O Supremo Tribunal Federal (STF) formou maioria na tarde desta quarta-feira, 14, para validar um artigo do Código de Trânsito Brasileiro (CTB) que prevê a detenção de seis meses a um ano ao condutor que se afasta do veículo do local do acidente “para fugir à responsabilidade penal ou civil que lhe possa ser atribuída”. Até o momento, seis ministros votaram a favor da constitucionalidade do dispositivo, em meio a questionamentos de um motorista do Rio Grande do Sul que alegou que ninguém está obrigado a produzir prova contra si mesmo.

Para o relator do caso, ministro Luiz Fux, a fuga do local do acidente é “absolutamente indefensável”. Na avaliação do ministro, descriminalizar a conduta vai contra a vontade do parlamento. “A Constituição promete, em nome do povo, uma sociedade justa e solidária. Como que se pode criar uma sociedade justa e solidária admitindo a conduta de quem se afasta do local do acidente para fugir da responsabilidade penal e civil? É absolutamente impossível que uma ordem jurídica não imponha a criminalização desta conduta.”

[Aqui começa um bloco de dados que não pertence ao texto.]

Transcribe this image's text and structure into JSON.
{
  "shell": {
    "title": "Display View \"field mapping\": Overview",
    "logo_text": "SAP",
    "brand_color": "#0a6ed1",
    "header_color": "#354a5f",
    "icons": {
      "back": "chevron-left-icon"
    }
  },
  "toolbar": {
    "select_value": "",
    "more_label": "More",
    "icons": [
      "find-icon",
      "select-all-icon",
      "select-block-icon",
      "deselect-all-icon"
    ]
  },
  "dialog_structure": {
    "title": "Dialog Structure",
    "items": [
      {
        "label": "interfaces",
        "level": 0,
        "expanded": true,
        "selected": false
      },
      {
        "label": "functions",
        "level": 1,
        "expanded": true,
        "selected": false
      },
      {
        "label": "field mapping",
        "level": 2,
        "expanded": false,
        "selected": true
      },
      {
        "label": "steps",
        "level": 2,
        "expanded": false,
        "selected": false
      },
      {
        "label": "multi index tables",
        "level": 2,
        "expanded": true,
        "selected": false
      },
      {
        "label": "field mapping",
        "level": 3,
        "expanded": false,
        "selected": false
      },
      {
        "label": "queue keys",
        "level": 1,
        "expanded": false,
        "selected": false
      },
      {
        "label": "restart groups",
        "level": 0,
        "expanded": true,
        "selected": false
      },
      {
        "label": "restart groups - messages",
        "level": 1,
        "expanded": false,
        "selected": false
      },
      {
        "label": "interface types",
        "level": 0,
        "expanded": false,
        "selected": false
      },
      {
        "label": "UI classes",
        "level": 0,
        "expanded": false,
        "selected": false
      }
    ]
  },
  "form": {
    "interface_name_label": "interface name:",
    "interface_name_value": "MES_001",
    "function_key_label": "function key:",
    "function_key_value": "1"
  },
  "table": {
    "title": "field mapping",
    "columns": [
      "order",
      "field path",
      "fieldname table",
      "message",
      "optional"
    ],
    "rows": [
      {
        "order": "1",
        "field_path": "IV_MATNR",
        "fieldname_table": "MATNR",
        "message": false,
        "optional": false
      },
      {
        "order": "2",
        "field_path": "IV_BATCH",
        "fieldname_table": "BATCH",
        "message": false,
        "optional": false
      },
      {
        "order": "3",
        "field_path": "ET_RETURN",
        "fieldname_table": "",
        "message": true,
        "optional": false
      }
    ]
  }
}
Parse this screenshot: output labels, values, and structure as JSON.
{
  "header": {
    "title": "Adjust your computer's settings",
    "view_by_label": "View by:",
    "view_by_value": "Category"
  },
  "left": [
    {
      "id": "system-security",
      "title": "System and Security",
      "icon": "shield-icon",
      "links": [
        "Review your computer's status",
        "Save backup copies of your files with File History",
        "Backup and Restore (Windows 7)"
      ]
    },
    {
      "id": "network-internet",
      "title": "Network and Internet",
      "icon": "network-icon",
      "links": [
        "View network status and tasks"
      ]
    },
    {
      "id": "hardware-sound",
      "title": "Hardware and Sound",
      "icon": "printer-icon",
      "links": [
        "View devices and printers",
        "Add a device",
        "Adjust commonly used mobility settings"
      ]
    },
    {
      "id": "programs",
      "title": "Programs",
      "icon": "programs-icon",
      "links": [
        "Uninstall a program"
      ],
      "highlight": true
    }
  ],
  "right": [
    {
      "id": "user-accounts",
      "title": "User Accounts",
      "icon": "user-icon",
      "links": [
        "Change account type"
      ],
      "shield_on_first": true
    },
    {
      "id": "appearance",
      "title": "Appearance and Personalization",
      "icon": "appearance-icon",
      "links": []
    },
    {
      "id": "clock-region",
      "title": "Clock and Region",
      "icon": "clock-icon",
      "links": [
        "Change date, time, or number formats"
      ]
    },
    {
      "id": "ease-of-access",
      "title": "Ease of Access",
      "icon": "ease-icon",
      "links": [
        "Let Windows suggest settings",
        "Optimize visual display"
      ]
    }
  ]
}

O ministro Alexandre de Moraes afirmou que há uma “verdadeira epidemia” de acidentes de trânsito no País e que o artigo 305 tem por objetivo obrigar que o condutor envolvido no acidente permaneça no local para que autoridades possam apurar o que ocorreu. “O fato de o artigo 305 estabelecer uma vedação ao condutor do veículo de se afastar do local do acidente não o obriga ao ficar a ter que confessar uma responsabilidade, ou a ter que abrir mão de seu direito ao silêncio, não obriga a ter de participar de uma reconstituição imediata, a realizar exames obrigatórios. Eles têm a obrigação, como condutores de veículos,. de resguardar local dos fatos e aguardar a apuração.”

Moraes lembrou que estudos técnicos mostram que a partir da preservação do local do acidente e da análise deste local para apurar o que aconteceu, a prevenção se torna mais fácil. “Não só apurar eventuais responsabilidades dos envolvidos, mas também para se evitar que isso volte a ocorrer.”

O ministro Edson Fachin destacou em seu voto que, em 1981, o Brasil passou a adotar regras estabelecidas por uma convenção de trânsito celebrada em Viena, que trata, entre outros pontos, sobre o comportamento do motorista em caso de acidente “Como o Brasil internalizou-a, portanto, é lei no Direito interno a ser considerada para a solução dos casos submetidos à prestação jurisdicional”, frisou Fachin.

“Todos nós brandimos armas contra a morosidade da Justiça, a dificuldade de responsabilização, os lapsos temporais alargados que podem se converter em impunidade. Este tipo vem na direção oposta. E, portanto, me parece que é constitucional”, disse Fachin, acompanhando o relator do caso.

O ministro Luís Roberto Barroso defendeu a existência de um direito penal moderado, mas ressaltou que, “no atual estágio da condição humana, o comportamento ético precisa de um incentivo normativo”. “Eu não me animo a retirar do Código Penal uma norma que acho que dá o incentivo correto às pessoas pararem para socorrer ou permitir a reconstrução do fato, assegurado o direito de permanecer em silêncio para não se auto incriminarem.”

Barroso disse ainda que considera o dispositivo compatível com a Constituição, porque fugir após atropelar, causar acidente ou ser parte de um acidente não são condutas compatíveis com o ideal constitucional de uma sociedade justa e solidária. “A permanência no local do delito é imunizada de qualquer intervenção penal sobre a pessoa para dar incentivo a esta prática solidária e minimamente humana de socorrer alguém. E o ato de socorrer, diante de fato de trânsito, deve ser atenuante relevante numa demonstração de culpabilidade.”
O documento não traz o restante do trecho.